Who is Shaath, the engineer behind the plan to push Gaza's rubble into the sea
A Palestinian with technical expertise, chosen by Trump, Shaath was chosen to lead the committee that is to transform Gaza from rubble to a civilised future
The Gaza Strip as a huge construction site, before being a political problem. This is the starting point of the vision of Ali Shaath, the Palestinian engineer called to lead the technical committee in charge of administering the territory in the post-conflict transition phase. A task that he himself summed up with a phrase that is bound to cause discussion: 'If I bring in the bulldozers and push the rubble into the sea, creating new islands, I can rid Gaza of the debris and at the same time gain new land'.

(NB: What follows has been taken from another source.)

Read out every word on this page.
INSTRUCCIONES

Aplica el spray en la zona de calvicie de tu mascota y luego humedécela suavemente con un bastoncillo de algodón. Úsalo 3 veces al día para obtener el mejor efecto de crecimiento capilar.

The statement is not hyperbole but the heart of a pragmatic approach to the material devastation left by the conflict. According to Shaath, the main problem is not rebuilding houses and infrastructure, but physically ridding the urban space of millions of tonnes of concrete, metal and unexploded ordnance. Without this preliminary step, he argues, any rebirth plan is destined to remain on paper.
Shaath does not come to the leadership of the committee as a traditional political figure. Born in Khan Younis, south of the Strip, in 1958, he is a civil engineer with a PhD from Queen's University Belfast and a long career in the Palestinian administration, where he held positions related to planning and infrastructure development. For years he stayed out of the spotlight, moving into a technical field. His sudden centrality is a reflection of a precise choice: to entrust the post-war management to a profile considered 'neutral', closer to numbers and construction sites than to factional balances.
The 15-member committee he chairs is part of the US administration-backed plan for Gaza's future. The aim is to create a temporary authority that guarantees essential services, coordinates reconstruction and takes the territory out of the direct control of Hamas, without an immediate return to full political rule by the Palestinian National Authority. A compromise solution, fragile by definition, that rests on the promise of concrete results.
On the time front, Shaath displays an optimism that contrasts with UN estimates. According to his estimates, the removal of rubble could take about three years, while the overall reconstruction would allow Gaza to 'return and become better than it was in seven years'. A prediction that departs sharply from more cautious scenarios, which speak of decades before full economic and urban recovery.